CBRE Hires Top Boston Life Sciences Broker From JLL
CBRE is bolstering its life sciences team in the sector's largest market with a hire from a competing brokerage firm.
The firm brought on Don Domoretsky, who previously served as a senior managing director at JLL, to work as an executive vice president in its Life Sciences Consulting Group in Greater Boston, CBRE announced Wednesday.
Domoretsky worked with JLL for more than 13 years, according to his LinkedIn profile, and before that he worked at developer Bulfinch Cos.
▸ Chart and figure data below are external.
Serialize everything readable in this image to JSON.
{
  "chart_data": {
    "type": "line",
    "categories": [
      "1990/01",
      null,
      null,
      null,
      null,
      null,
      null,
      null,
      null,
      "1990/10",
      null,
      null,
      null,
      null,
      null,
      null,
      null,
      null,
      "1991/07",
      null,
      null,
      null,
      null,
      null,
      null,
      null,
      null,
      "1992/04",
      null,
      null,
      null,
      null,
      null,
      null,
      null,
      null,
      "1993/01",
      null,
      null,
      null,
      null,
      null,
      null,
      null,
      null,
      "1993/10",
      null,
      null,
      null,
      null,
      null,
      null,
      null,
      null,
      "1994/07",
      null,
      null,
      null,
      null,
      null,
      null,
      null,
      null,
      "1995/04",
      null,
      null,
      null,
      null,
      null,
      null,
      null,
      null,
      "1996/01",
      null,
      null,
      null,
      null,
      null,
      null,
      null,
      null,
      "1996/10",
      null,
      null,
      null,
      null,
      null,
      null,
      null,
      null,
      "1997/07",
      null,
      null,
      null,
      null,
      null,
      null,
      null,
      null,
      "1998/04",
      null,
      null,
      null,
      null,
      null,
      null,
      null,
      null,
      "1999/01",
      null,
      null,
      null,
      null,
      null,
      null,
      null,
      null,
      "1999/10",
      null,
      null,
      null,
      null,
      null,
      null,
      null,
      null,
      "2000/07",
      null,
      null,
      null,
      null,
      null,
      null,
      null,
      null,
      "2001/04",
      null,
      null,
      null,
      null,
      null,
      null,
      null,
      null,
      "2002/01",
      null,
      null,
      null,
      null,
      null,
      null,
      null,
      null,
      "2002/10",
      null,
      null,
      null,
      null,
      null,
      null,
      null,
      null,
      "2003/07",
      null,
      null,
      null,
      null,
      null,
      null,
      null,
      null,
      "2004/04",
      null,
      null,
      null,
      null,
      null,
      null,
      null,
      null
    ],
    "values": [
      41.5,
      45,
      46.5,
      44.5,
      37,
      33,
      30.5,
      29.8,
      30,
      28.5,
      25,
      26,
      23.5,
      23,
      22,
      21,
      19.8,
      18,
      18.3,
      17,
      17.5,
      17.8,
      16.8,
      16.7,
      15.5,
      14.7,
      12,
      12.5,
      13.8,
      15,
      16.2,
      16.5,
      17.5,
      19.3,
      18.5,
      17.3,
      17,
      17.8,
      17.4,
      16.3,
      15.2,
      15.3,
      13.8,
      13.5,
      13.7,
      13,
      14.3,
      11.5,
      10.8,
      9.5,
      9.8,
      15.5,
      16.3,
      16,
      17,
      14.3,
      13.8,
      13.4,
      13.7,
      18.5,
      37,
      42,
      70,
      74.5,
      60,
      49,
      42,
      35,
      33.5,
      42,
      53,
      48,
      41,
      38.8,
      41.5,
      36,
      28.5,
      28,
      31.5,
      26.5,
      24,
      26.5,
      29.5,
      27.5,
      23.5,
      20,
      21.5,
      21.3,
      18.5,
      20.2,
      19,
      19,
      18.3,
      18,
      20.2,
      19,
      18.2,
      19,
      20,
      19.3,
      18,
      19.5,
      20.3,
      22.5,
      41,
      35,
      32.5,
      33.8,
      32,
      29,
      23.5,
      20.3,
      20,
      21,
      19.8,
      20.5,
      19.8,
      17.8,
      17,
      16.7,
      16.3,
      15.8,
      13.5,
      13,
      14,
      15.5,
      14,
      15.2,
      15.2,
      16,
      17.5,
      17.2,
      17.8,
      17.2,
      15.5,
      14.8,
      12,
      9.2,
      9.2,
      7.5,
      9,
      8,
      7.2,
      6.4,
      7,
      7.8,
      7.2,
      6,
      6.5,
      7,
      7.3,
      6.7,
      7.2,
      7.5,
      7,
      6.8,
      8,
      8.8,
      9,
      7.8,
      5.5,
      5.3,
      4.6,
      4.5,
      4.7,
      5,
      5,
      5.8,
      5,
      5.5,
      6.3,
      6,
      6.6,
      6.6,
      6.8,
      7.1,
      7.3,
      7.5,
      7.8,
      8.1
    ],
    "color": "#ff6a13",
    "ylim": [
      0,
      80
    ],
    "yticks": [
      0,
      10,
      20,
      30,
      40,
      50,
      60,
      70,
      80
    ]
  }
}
He has brokered more than 8M SF in life sciences deals over his career, according to the release.
His clients have included occupiers such as Arrakis Therapeutics, Synlogic Therapeutics and Celgene, and he has represented landlords such as King Street Properties, Related Cos. and Alexandria Real Estate Equities.
JLL awarded Domoretsky with a "Top Gun" achievement award for five consecutive years from 2017 to 2021, and he was a finalist for the Life Science Deal of the Year at the CBA Achievement Awards each of those years, according to the release.
At CBRE, he will work with John Varholak and Eric Smith to represent life sciences tenants and landlords in lease deals for lab, manufacturing and office space.
“Don brings a wealth of life sciences knowledge through his more than 20 years of industry experience spanning from leasing, transaction management, project-development and operational consulting,” CBRE Executive Managing Director Michael Affronti said in a statement.
The Boston-Cambridge area is by far the largest life sciences market in the U.S. with 45M SF of inventory at the end of last year, more than 10M SF higher than the next largest market, the San Francisco Bay Area, according to CBRE's Q4 report.
As of Dec. 31, the Boston-Cambridge market had 143 tenants actively seeking space, according to CBRE, more than double the next most active market. CBRE's report found that the Boston-Cambridge market had a 1.3% vacancy rate at year-end.
Domoretsky, speaking to Bisnow in December 2020, said the market's low vacancy has made it difficult for growing life sciences companies to find available space in the area.
"We’ve got an extremely tight market across the board, and it’s making it really challenging for the mid-stage tenants that are out there," Domoretsky said at the time.